Le samedi matin, c’est poney-club !
Cette histoire, c’est la mienne, mais je pense aussi que c’est celle de beaucoup d’autres cavaliers. Quand j’étais petite, je rêvais de faire du poney. Mon père, qui n’avait pas de chevaux à l’époque, m’emmenait souvent faire des promenades dans le centre de randonnées pas très loin de chez nous. Et puis, à l’âge de 6 ans ou de 7 ans, je ne sais plus, il m’a inscrite dans un poney-club que j’avais eu la chance de découvrir lors de séance de découverte avec mon école.
La vieille école
C’était encore l’époque des cours “vieille école” (et oui, ça me rajeunit pas). Les poneys étaient à la queue-leu-leu, eh non, pardon, “en reprise” sur la piste.
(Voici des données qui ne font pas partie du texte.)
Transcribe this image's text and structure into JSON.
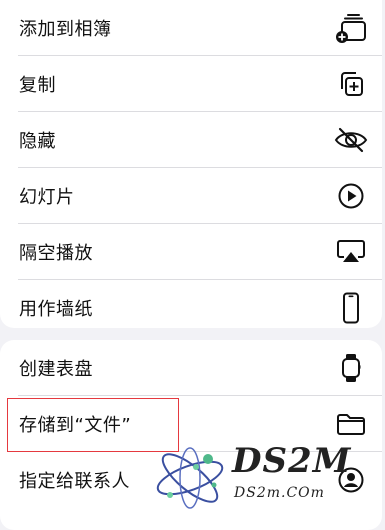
{
  "menu": {
    "group1": [
      {
        "label": "添加到相簿",
        "icon": "add-to-album-icon"
      },
      {
        "label": "复制",
        "icon": "duplicate-icon"
      },
      {
        "label": "隐藏",
        "icon": "hide-eye-slash-icon"
      },
      {
        "label": "幻灯片",
        "icon": "play-circle-icon"
      },
      {
        "label": "隔空播放",
        "icon": "airplay-icon"
      },
      {
        "label": "用作墙纸",
        "icon": "iphone-icon"
      }
    ],
    "group2": [
      {
        "label": "创建表盘",
        "icon": "apple-watch-icon"
      },
      {
        "label": "存储到“文件”",
        "icon": "folder-icon"
      },
      {
        "label": "指定给联系人",
        "icon": "contact-icon"
      }
    ]
  },
  "highlight": {
    "color": "#e5393f"
  },
  "watermark": {
    "brand": "DS2M",
    "url": "DS2m.COm"
  },
  "colors": {
    "background": "#f2f2f6",
    "card": "#ffffff",
    "text": "#111111",
    "separator": "#dcdce0"
  }
}
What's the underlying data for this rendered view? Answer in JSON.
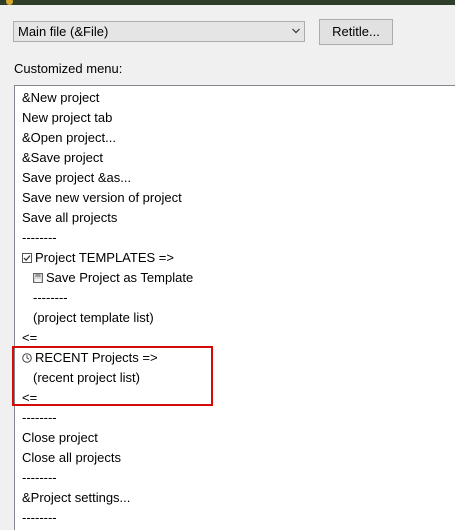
{
  "header": {
    "file_select_value": "Main file (&File)",
    "retitle_label": "Retitle..."
  },
  "section_label": "Customized menu:",
  "menu_items": [
    "&New project",
    "New project tab",
    "&Open project...",
    "&Save project",
    "Save project &as...",
    "Save new version of project",
    "Save all projects",
    "--------",
    "Project TEMPLATES =>",
    "Save Project as Template",
    "--------",
    "(project template list)",
    "<=",
    "RECENT Projects =>",
    "(recent project list)",
    "<=",
    "--------",
    "Close project",
    "Close all projects",
    "--------",
    "&Project settings...",
    "--------"
  ],
  "icons": {
    "templates": "checkbox-icon",
    "save_template": "save-template-icon",
    "recent": "clock-icon"
  },
  "colors": {
    "highlight": "#d40b0b"
  }
}
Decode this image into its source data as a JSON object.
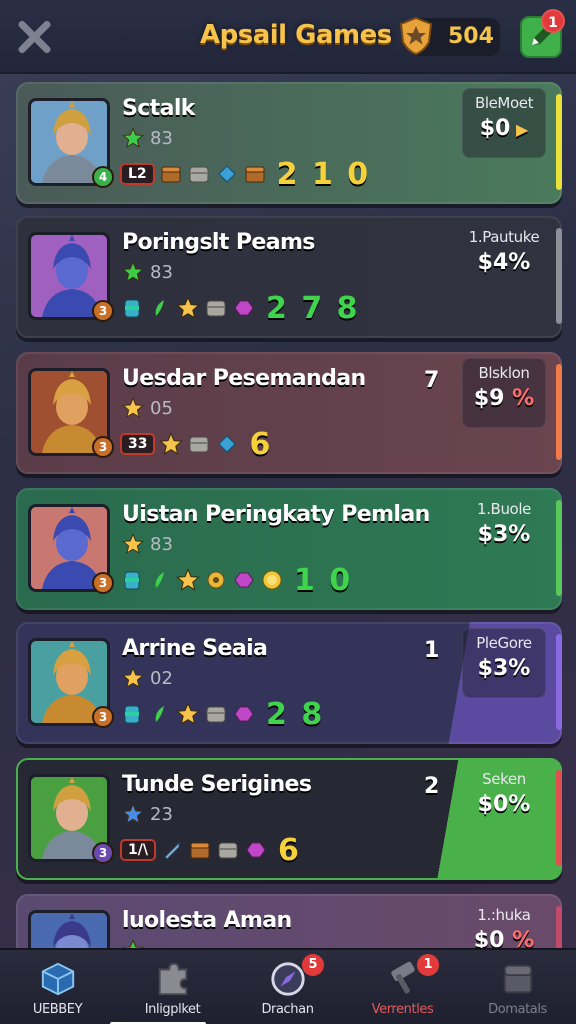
{
  "header": {
    "title": "Apsail Games",
    "coins": "504",
    "edit_badge": "1"
  },
  "cards": [
    {
      "name": "Sctalk",
      "stat": "83",
      "star_color": "#3ecb4a",
      "rank_tag": "L2",
      "score": "2 1 0",
      "score_color": "#f6d23a",
      "level": "4",
      "corner": "",
      "price_label": "BleMoet",
      "price_value": "$0",
      "price_suffix": "▶",
      "bg": "#4c6a5a",
      "accent": "#e8e23a"
    },
    {
      "name": "Poringslt Peams",
      "stat": "83",
      "star_color": "#3ecb4a",
      "rank_tag": "",
      "score": "2 7 8",
      "score_color": "#3fd44c",
      "level": "3",
      "corner": "",
      "price_label": "1.Pautuke",
      "price_value": "$4%",
      "price_suffix": "",
      "bg": "#2f3140",
      "accent": "#8d8f99"
    },
    {
      "name": "Uesdar Pesemandan",
      "stat": "05",
      "star_color": "#f6c44a",
      "rank_tag": "33",
      "score": "6",
      "score_color": "#f6d23a",
      "level": "3",
      "corner": "7",
      "price_label": "Blsklon",
      "price_value": "$9",
      "price_suffix": "%",
      "bg": "#6a4550",
      "accent": "#f07a4a"
    },
    {
      "name": "Uistan Peringkaty Pemlan",
      "stat": "83",
      "star_color": "#f6c44a",
      "rank_tag": "",
      "score": "1 0",
      "score_color": "#3fd44c",
      "level": "3",
      "corner": "",
      "price_label": "1.Buole",
      "price_value": "$3%",
      "price_suffix": "",
      "bg": "#2e7a54",
      "accent": "#5ac85a"
    },
    {
      "name": "Arrine Seaia",
      "stat": "02",
      "star_color": "#f6c44a",
      "rank_tag": "",
      "score": "2 8",
      "score_color": "#3fd44c",
      "level": "3",
      "corner": "1",
      "price_label": "PleGore",
      "price_value": "$3%",
      "price_suffix": "",
      "bg": "#3e3a6a",
      "accent": "#8a6ae0"
    },
    {
      "name": "Tunde Serigines",
      "stat": "23",
      "star_color": "#4a8ae0",
      "rank_tag": "1/\\",
      "score": "6",
      "score_color": "#f6d23a",
      "level": "3",
      "corner": "2",
      "price_label": "Seken",
      "price_value": "$0%",
      "price_suffix": "",
      "bg": "#262834",
      "accent": "#e05050"
    },
    {
      "name": "luolesta Aman",
      "stat": "",
      "star_color": "#3ecb4a",
      "rank_tag": "",
      "score": "",
      "score_color": "#3fd44c",
      "level": "",
      "corner": "",
      "price_label": "1.:huka",
      "price_value": "$0",
      "price_suffix": "%",
      "bg": "#5a4a6a",
      "accent": "#c04a6a"
    }
  ],
  "nav": [
    {
      "label": "UEBBEY",
      "badge": "",
      "style": "normal",
      "icon": "cube-icon"
    },
    {
      "label": "Inligplket",
      "badge": "",
      "style": "normal",
      "icon": "puzzle-icon"
    },
    {
      "label": "Drachan",
      "badge": "5",
      "style": "normal",
      "icon": "compass-icon"
    },
    {
      "label": "Verrentles",
      "badge": "1",
      "style": "red",
      "icon": "hammer-icon"
    },
    {
      "label": "Domatals",
      "badge": "",
      "style": "dim",
      "icon": "chest-icon"
    }
  ]
}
La monitrice nous faisait travailler tous ensemble, sur des exercices bien calibrés. Le poney de tête faisait l’exercice et les autres poneys suivaient plus ou moins. Au fur et à mesure de notre progression, nous montions les échelons, pour devenir un jour “chef de reprise”. L’époque n’était pas à la pédagogie active, aux jeux et à l’autonomie. C’était une équitation encore très militaire et on ne bronchait pas.
Les coups de talons
Pour faire avancer nos poneys, nous faisions comme notre monitrice nous l’enseignait. C’est-à-dire qu’on écartait très fort les jambes et boum on donnait des grands coups de talons à nos poneys. C’était normal, c’est ainsi qu’il fallait procéder. Et quand cela ne marchais pas, la monitrice nous criait “ tape plus fort, bon sang !”. Si on n’y arrivait toujours pas, elle nous menaçait d’aller chercher sa “canne à pêche”, sous-entendez la chambrière, et là je peux vous dire qu’on faisait tout pour que le poney avance et vite ! C’était coup de talons, coups de talons et encore coups de talons !
Et puis, je suis passée au fil des ans sur des plus grands poneys. J’avais changé de moniteur. Les cours des grands étaient avec “Monsieur”. Très bon cavalier issu du cadre noir…mais les techniques étaient les mêmes. A part que lui ne prenait pas sa “canne à pêche” mais prenait un paquet de cravaches et nous les lançait dessus quand on n’arrivait pas à faire avancer nos poneys !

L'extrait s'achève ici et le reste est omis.